One common issue is that people don’t realize how many other OTC medications contain acetaminophen, including cold medicines and sleep aids. Prescription painkillers such as Vicodin also contain acetaminophen. If a senior takes these types of OTC medications and also take additional acetaminophen for pain, they can be at risk for the damaging effect of an overdose.


Nonsteroidal anti-inflammatory drugs (NSAIDs) include medications that contain aspirin, ibuprofen and naproxen sodium. Brands such as Bufferin, Advil, Aleve and Motrin are all NSAIDS. 

The most significant risk associated with NSAIDS is bleeding. If you take a prescription blood thinner, such as warfarin, and add NSAIDS, you are at risk for bleeding complications. NSAIDs may reduce the benefit of drugs used for treating high blood pressure because NSAIDs may increase blood pressure. NSAIDs can also reduce the body's ability to get rid of toxins and can affect kidney function.

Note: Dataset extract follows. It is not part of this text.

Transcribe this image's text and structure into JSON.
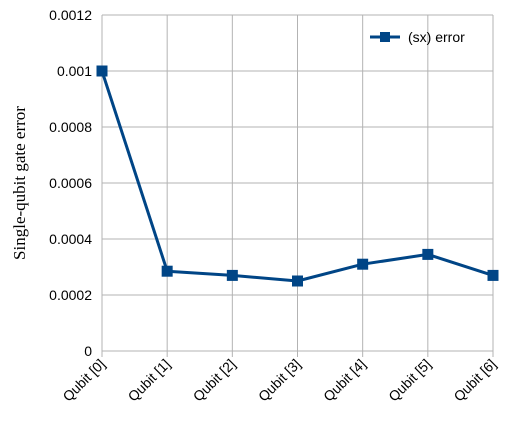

Antihistamines and Sleep Aids

Diphenhydramine hydrochloride, the main ingredient in many sleep aids and antihistamines, can cause confusion, drowsiness and dizziness .in seniors which can leave them more at risk for falls and injuries. Talk to a physician about alternative treatments for allergies or insomnia that don't pose a risk of injury or interaction.

If you have concerns about your senior loved one risking  injury by OTC medications, talk to their doctor and pharmacist about their specific risks and potential interactions.